El tráfico fue benévolo y en menos de quince minutos llegué a la Basílica. Antes del gasolinazo, el viaje no salía más allá de los 28 pesos. Crystian extendió la mano para cobrar 49 pesos.

-¿Cuándo autorizaron el aumento?”

-Pues ya mi hermano, desde el viernes. Y espérate que en febrero viene otro incremento. Ahorita es a trece pesos. (Crystian me recogió con un banderazo inicial de 20 pesos)

Yo todavía quise verme comprensivo hacia el “hermano” Crystian.

-Hay que sacar de donde sea, verdad?

-Sí, este Lic con quien hablaba tienen buenas chambas, dejan bien. Ya ves con esto de la gasolina.

Crystian me devolvió el cambio. Pagué con un billete de 50 pesos.

-Sale mi hermano. A ver cómo nos va. Dios te bendiga, me dijo él.

Bajé del taxi y en Calzada de los Misterios, el A-73369 desapareció para alcanzar al próximo cliente.

En otras épocas, cuando era un niño, un presidente subió al cargo del servicio público con el lema “La solución somos todos”. Alguien después modificó esa máxima para decir: “La corrupción somos todos”. Treinta años después, otro presidente de la misma extracción partidista dijo que la corrupción es cuestión de cultura.

Crystian y los otros taxistas son víctimas colaterales de un mal endémico que se niega a morir. Persiste y pervive con más y más virulencia. Y esto del gasolinazo plantea hasta dónde alcanza el daño por la escasa visión y la carencia de sensibilidad. Dicen que las crisis son oportunidad para salir adelante y ver formas creativas de transformación del mundo.

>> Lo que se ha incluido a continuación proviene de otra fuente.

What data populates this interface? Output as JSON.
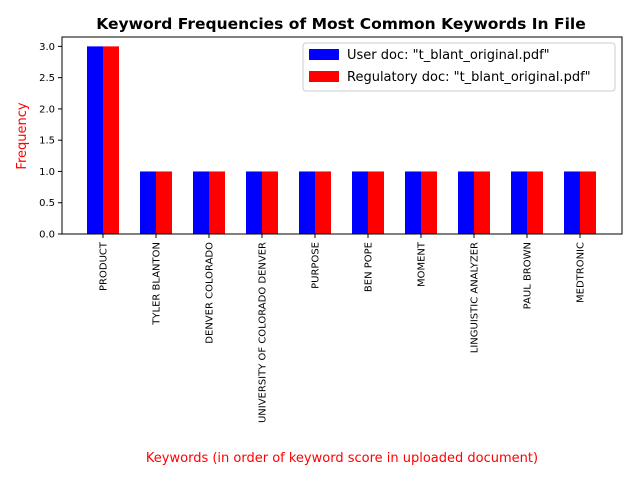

Por lo menos, la creatividad de estos taxistas integra una especie de cadena alimenticia de la corrupción donde los consumidores y usuarios formamos el último eslabón.

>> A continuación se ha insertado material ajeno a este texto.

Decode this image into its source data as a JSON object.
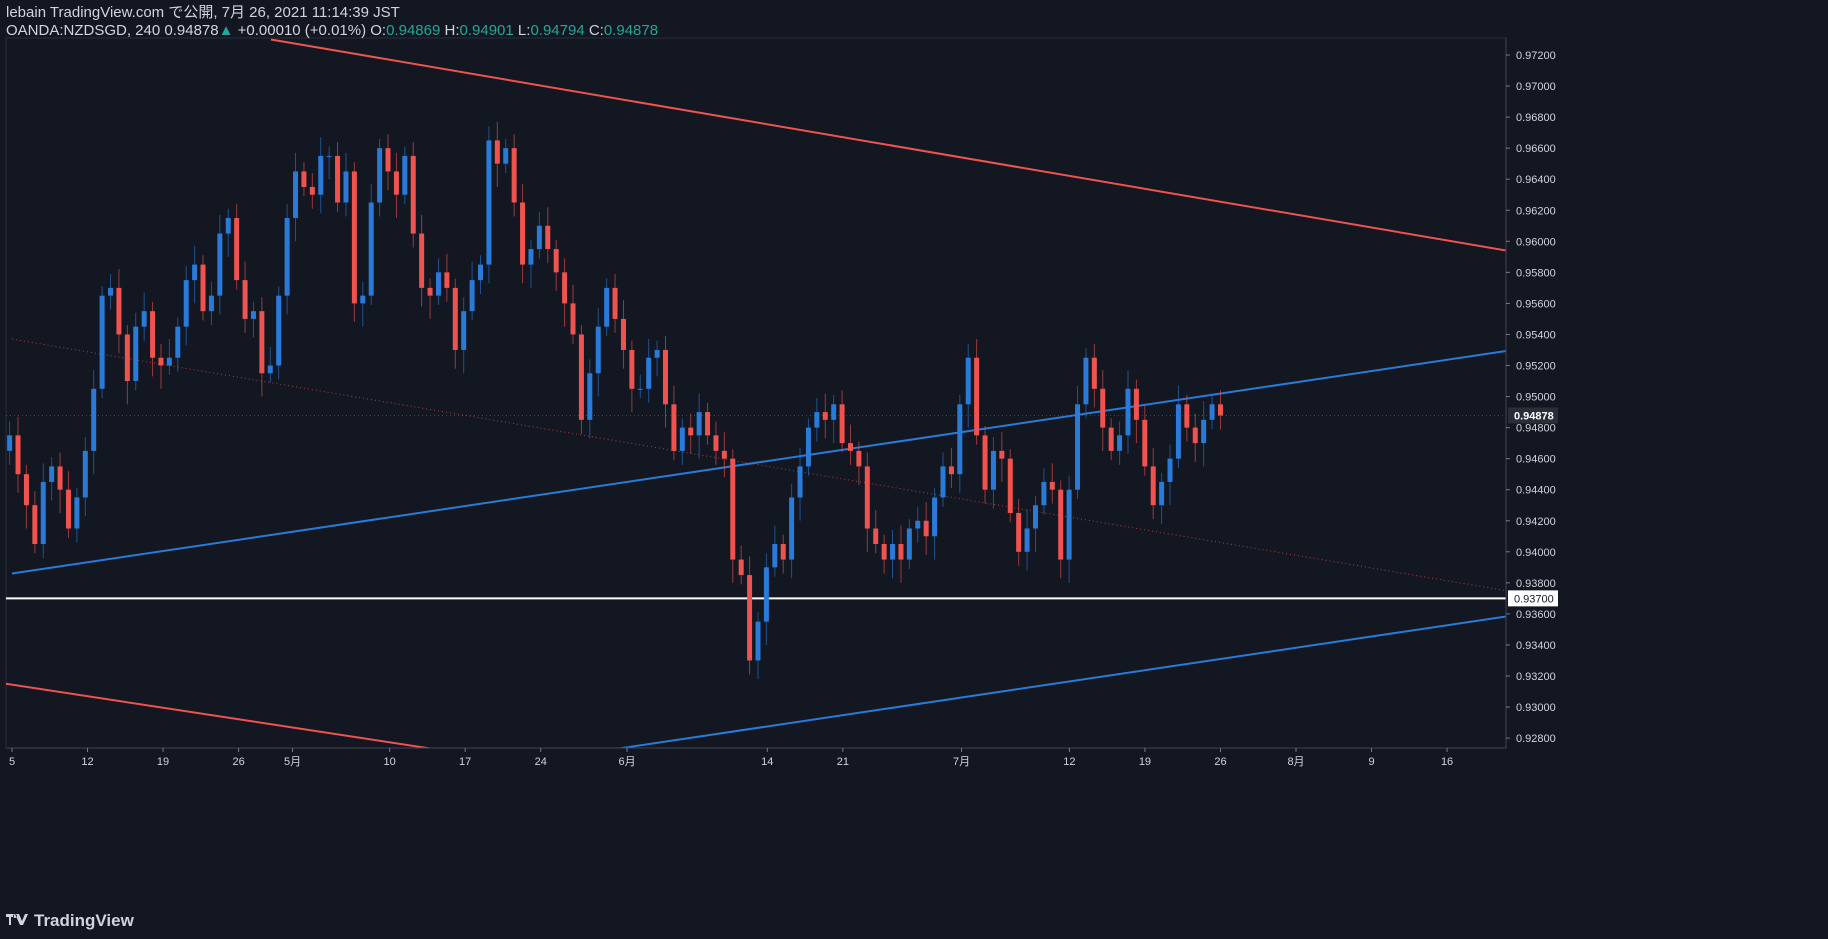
{
  "header": {
    "publish_line": "lebain TradingView.com で公開, 7月 26, 2021 11:14:39 JST",
    "symbol": "OANDA:NZDSGD, 240",
    "last": "0.94878",
    "change": "+0.00010 (+0.01%)",
    "o_label": "O:",
    "o": "0.94869",
    "h_label": "H:",
    "h": "0.94901",
    "l_label": "L:",
    "l": "0.94794",
    "c_label": "C:",
    "c": "0.94878"
  },
  "footer": {
    "brand": "TradingView"
  },
  "colors": {
    "bg": "#131722",
    "up": "#2a7ad8",
    "down": "#ef5350",
    "grid": "#2a2e39",
    "text": "#d1d4dc",
    "blue_line": "#2a7ad8",
    "red_line": "#ef5350"
  },
  "chart_data": {
    "type": "line",
    "series_kind": "candlestick",
    "ylim": [
      0.927,
      0.973
    ],
    "y_ticks": [
      "0.97200",
      "0.97000",
      "0.96800",
      "0.96600",
      "0.96400",
      "0.96200",
      "0.96000",
      "0.95800",
      "0.95600",
      "0.95400",
      "0.95200",
      "0.95000",
      "0.94800",
      "0.94600",
      "0.94400",
      "0.94200",
      "0.94000",
      "0.93800",
      "0.93600",
      "0.93400",
      "0.93200",
      "0.93000",
      "0.92800"
    ],
    "x_labels": [
      "5",
      "12",
      "19",
      "26",
      "5月",
      "10",
      "17",
      "24",
      "6月",
      "14",
      "21",
      "7月",
      "12",
      "19",
      "26",
      "8月",
      "9",
      "16"
    ],
    "x_label_day_index": [
      0,
      7,
      14,
      21,
      26,
      35,
      42,
      49,
      57,
      70,
      77,
      88,
      98,
      105,
      112,
      119,
      126,
      133
    ],
    "price_label": "0.94878",
    "horizontal_level": {
      "value": 0.937,
      "label": "0.93700"
    },
    "closes": [
      0.9465,
      0.9475,
      0.945,
      0.943,
      0.9405,
      0.9445,
      0.9455,
      0.944,
      0.9415,
      0.9435,
      0.9465,
      0.9505,
      0.9565,
      0.957,
      0.954,
      0.951,
      0.9545,
      0.9555,
      0.9525,
      0.952,
      0.9525,
      0.9545,
      0.9575,
      0.9585,
      0.9555,
      0.9565,
      0.9605,
      0.9615,
      0.9575,
      0.955,
      0.9555,
      0.9515,
      0.952,
      0.9565,
      0.9615,
      0.9645,
      0.9635,
      0.963,
      0.9655,
      0.9655,
      0.9625,
      0.9645,
      0.956,
      0.9565,
      0.9625,
      0.966,
      0.9645,
      0.963,
      0.9655,
      0.9605,
      0.957,
      0.9565,
      0.958,
      0.957,
      0.953,
      0.9555,
      0.9575,
      0.9585,
      0.9665,
      0.965,
      0.966,
      0.9625,
      0.9585,
      0.9595,
      0.961,
      0.9595,
      0.958,
      0.956,
      0.954,
      0.9485,
      0.9515,
      0.9545,
      0.957,
      0.955,
      0.953,
      0.9505,
      0.9505,
      0.9525,
      0.953,
      0.9495,
      0.9465,
      0.948,
      0.9475,
      0.949,
      0.9475,
      0.9465,
      0.946,
      0.9395,
      0.9385,
      0.933,
      0.9355,
      0.939,
      0.9405,
      0.9395,
      0.9435,
      0.9455,
      0.948,
      0.949,
      0.9485,
      0.9495,
      0.947,
      0.9465,
      0.9455,
      0.9415,
      0.9405,
      0.9395,
      0.9405,
      0.9395,
      0.9415,
      0.942,
      0.941,
      0.9435,
      0.9455,
      0.945,
      0.9495,
      0.9525,
      0.9475,
      0.944,
      0.9465,
      0.946,
      0.9425,
      0.94,
      0.9415,
      0.943,
      0.9445,
      0.944,
      0.9395,
      0.944,
      0.9495,
      0.9525,
      0.9505,
      0.948,
      0.9465,
      0.9475,
      0.9505,
      0.9485,
      0.9455,
      0.943,
      0.9445,
      0.946,
      0.9495,
      0.948,
      0.947,
      0.9485,
      0.9495,
      0.94878
    ],
    "trend_lines": [
      {
        "name": "",
        "color": "#ef5350",
        "p1": {
          "day": 24,
          "price": 0.973
        },
        "p2": {
          "day": 200,
          "price": 0.9521
        }
      },
      {
        "name": "",
        "color": "#ef5350",
        "p1": {
          "day": -10,
          "price": 0.9325
        },
        "p2": {
          "day": 40,
          "price": 0.9272
        }
      },
      {
        "name": "",
        "color": "#2a7ad8",
        "p1": {
          "day": 0,
          "price": 0.9386
        },
        "p2": {
          "day": 200,
          "price": 0.9593
        }
      },
      {
        "name": "",
        "color": "#2a7ad8",
        "p1": {
          "day": 55,
          "price": 0.9272
        },
        "p2": {
          "day": 200,
          "price": 0.9422
        }
      },
      {
        "name": "",
        "color": "#ef5350",
        "dotted": true,
        "p1": {
          "day": 0,
          "price": 0.9537
        },
        "p2": {
          "day": 200,
          "price": 0.9303
        }
      }
    ]
  }
}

Sin embargo, imaginen ustedes cuántos Crystian hay ahora en la Ciudad repitiendo lo mismo escudados en el gasolinazo. Y sumen ahora de abajo hacia arriba cuando dádivas, mordidas, sobornos, robo-hormiga, coperachas, contratos, licitaciones, nepotismo y favores mueven esa economía paralela sin vigilancia y control. En serio, ¿la corrupción somos todos?

Vuelvo a lo que dijo el Papa Francisco en la audiencia del miércoles. “¡Eso no se hace!” En otro texto, el cardenal Jorge Mario Bergoglio, arzobispo de Buenos Aires, decía que la corrupción engendra corruptos insensibles construyendo “autoestima en actitudes tramposas”. Y agregaría, cínicas cuando condenamos al presidente de la República al más hondo de los infiernos por ser corrupto y, en lo personal, como decía el cardenal Bergoglio justificamos nuestra propia corrupción “con la cara de yo no fui, “cara de estampita” como decía mi abuela. Merecería un doctorado honoris causa en cosmetología social. Y lo peor es que termina creyéndoselo”.

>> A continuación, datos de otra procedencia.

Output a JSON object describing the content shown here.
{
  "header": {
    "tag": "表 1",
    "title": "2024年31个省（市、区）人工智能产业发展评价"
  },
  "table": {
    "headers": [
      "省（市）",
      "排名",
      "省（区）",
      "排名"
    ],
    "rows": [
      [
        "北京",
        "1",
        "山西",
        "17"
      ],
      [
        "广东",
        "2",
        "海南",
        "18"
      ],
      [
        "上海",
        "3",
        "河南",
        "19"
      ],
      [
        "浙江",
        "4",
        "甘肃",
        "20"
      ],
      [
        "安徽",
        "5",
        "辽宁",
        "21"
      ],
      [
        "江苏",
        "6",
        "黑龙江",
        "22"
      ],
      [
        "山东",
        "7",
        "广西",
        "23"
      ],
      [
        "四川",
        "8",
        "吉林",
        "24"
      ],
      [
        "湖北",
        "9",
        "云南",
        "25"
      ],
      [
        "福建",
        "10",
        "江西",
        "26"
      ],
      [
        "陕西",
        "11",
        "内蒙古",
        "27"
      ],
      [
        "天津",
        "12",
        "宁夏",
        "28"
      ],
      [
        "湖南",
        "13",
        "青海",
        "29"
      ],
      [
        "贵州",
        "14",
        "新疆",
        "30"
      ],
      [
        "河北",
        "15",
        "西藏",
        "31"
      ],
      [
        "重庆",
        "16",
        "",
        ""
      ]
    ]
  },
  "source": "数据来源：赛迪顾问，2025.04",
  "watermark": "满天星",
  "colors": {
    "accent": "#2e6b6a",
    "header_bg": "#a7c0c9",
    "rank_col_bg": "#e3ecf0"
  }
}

Aun así hay oportunidad para realizar la denuncia profética y obrar de forma congruente. Quiero pensar que, los que son como Crystian, son los menos. No se vale bendecir con la palabra y maldecir con el daño que hace la corrupción. Bergoglio afirmó que ésta “no es un acto sino un estado, estado personal y social, en el que uno se acostumbra a vivir” y el gasolinazo abre una herida que no aparece en los medios, un daño de cada día y cada momento donde todos somos víctimas y lo peor sería acostumbrarnos al dolor y a la pus que mana con el “ya ni modo… arriba y adelante” decía otro expresidente de infausta memoria.

Pero “el Señor no se cansa de llamar: “No temas…”. ¿No temas a qué? No temas a la esperanza… porque la esperanza no defrauda”, escribió el cardenal Jorge Mario Bergoglio, ahora Papa Francisco.

Y citando al clásico, aquí les pregunto: ¿Qué hubieran hecho ustedes?”